Tax Overhaul Underscored

The researchers propose the elimination of tax exemptions and recommend the collection of information on taxpayers’ bank accounts

The findings of the research also show value added tax rate in Iran needs to increase from 9% to 15% and tax exemptions should decrease from 62% to 40%

 Reported by HPMM Group according to FINANCIAL TRIBUNE ;    Extensive tax exemptions granted to certain organizations and agencies in Iran have set the stage for numerous cases of tax evasion. This has consequently increased pressure on different economic sectors and led to a huge loss of revenues.

This was concluded by a research conducted by the Institute for Management and Planning Studies under the supervision of Special Presidential Aide for Economic Affairs Masoud Nili.

Iran’s taxation system is very inefficient and fundamental reforms are the prerequisites of any strategy for growth and development, the research was cited as saying by the Persian daily Etemad.

Two main functions of taxation are to prevent the collapse of market and redistribute resources.

Taxation is a tool to punish or encourage economic operatives while redistribution of wealth among different social classes is a major responsibility of governments.

Using tax revenues, the government can protect vulnerable groups. Therefore, each taxation system must be evaluated against different criteria, including equity, simplicity, sustainability and policy consistency to ensure its efficiency.

According to official figures, tax revenues accounted for 8% of Iran’s gross domestic product in the fiscal 2016-17. Tax to GDP ratio stood at around 5.9% in 1971-72.

Based on the development indices of the World Bank, Iran’s tax to GDP ratio is at a very low level compared with countries with the same GDP.

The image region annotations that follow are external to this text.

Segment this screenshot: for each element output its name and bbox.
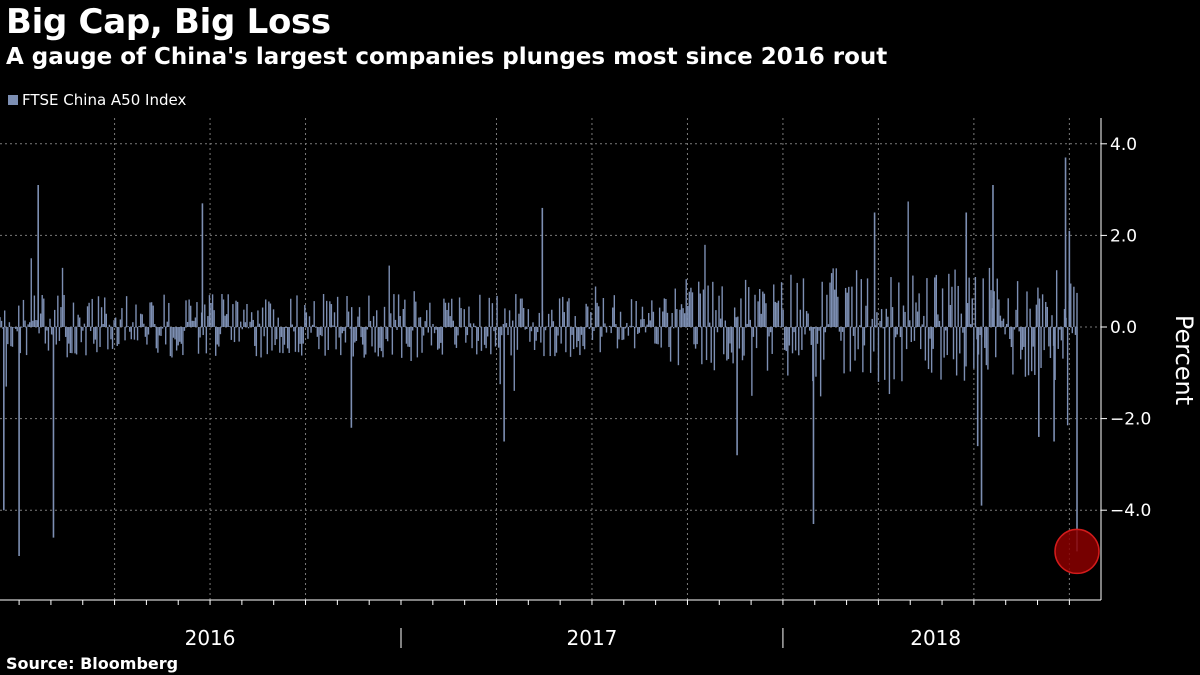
y-axis-label: Percent xyxy=(1170,315,1198,405)
highlight-circle xyxy=(1054,528,1100,575)
legend-label: FTSE China A50 Index xyxy=(22,91,187,109)
y-tick-label: 4.0 xyxy=(1110,135,1137,155)
x-year-label: 2017 xyxy=(567,626,618,650)
chart-title: Big Cap, Big Loss xyxy=(6,2,331,42)
x-year-label: 2018 xyxy=(910,626,961,650)
legend: FTSE China A50 Index xyxy=(8,91,186,109)
source-note: Source: Bloomberg xyxy=(6,654,179,673)
y-tick-label: −2.0 xyxy=(1110,410,1151,430)
x-year-label: 2016 xyxy=(185,626,236,650)
y-tick-label: 0.0 xyxy=(1110,318,1137,338)
y-tick-label: −4.0 xyxy=(1110,501,1151,521)
y-tick-label: 2.0 xyxy=(1110,226,1137,246)
legend-swatch xyxy=(8,95,18,105)
chart-subtitle: A gauge of China's largest companies plu… xyxy=(6,44,888,70)
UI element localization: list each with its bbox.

Value added tax accounts for the lion’s share of total tax revenues in Iran with 23.5%, as per the figures released by the Iranian National Tax Administration, followed by corporate tax and import tariff.

This is while income tax makes up the biggest share of revenues in high-income countries. Corporate (company) tax is the second top earner of such revenues in Iran.

The findings of the research also show value added tax rate in Iran needs to increase from 9% to 15% and tax exemptions should decrease from 62% to 40%. Researchers recommend that the government reduce corporate tax from 25% to 20% and raise property (real estate) tax.

It is also recommended that the share of tax revenues in GDP increase from 8% to 10% by the end of the fiscal 2021-22.

The researchers have proposed two short- and long-term solutions to boost the efficiency of taxation system in Iran.

In the short-term, they propose the elimination of tax exemptions, recommending the collection of information on taxpayers’ bank accounts and drafting a comprehensive taxation plan.

The identification of taxpayers must improve to tackle corruption and tax evasion. Needed data infrastructure and the motivational system must be designed in such a way that corruption and evasion on the part of taxman and taxpayer are minimized.

In the long-term, they believe economic policymakers should merge the country’s welfare and taxation systems as the rise in tax will improve the welfare system.

According to INTA Chairman Kamel Taqavinejad, 20% of taxpayers in Iran pay 80% of all tax while about 65% of all taxpayers are either exempt or pay less than 10 million rials ($238) in tax.

According to Chairman of Majlis Economic Commission Mohammad Reza Pour-Ebrahimi, tax evasion stands at 30-40% of total tax revenues in Iran annually.

The lawmaker said tax evasion costs the country an estimated 400 trillion rials ($9.52 billion) every year.

He said in January that a total of 70 trillion rials ($1.6 billion) were earned during the first eight months of the last fiscal year (started March 21, 2017) from newly-identified economic operators.

The Central Bank of Iran’s latest budgetary report shows that although tax revenues were estimated to hover around 1072.1 trillion rials ($25.52 billion) in the first 11 months of the last fiscal year (ended Feb. 19, 2018), they only reached 921.8 trillion rials ($21.94 billion), registering a 7.6% increase compared with the preceding year’s corresponding period.

The government’s tax revenues consist of returns from direct and indirect taxation. Direct taxes include three groups of “tax on legal entities”, “income tax” and “wealth tax”.

Overall, direct tax revenues stood at 403 trillion rials ($9.59 billion) during the 11 months, registering a decline of 4.6% YOY.

Indirect taxes, including “tax on imports” and “tax on goods and services”, reached 518.7 trillion rials ($12.35 billion), indicating a 19.5% rise YOY.

The report also shows import tariff generated 175.9 trillion rials ($4.18 billion), 23.2% more than the corresponding period of the year before while tax on goods and services earned the government 342.8 trillion rials ($8.16 billion), up 17.8% YOY.

Value added tax, which is a subcategory of tax on goods and services, increased by 20.6% to reach 224.9 trillion rials ($5.35 billion).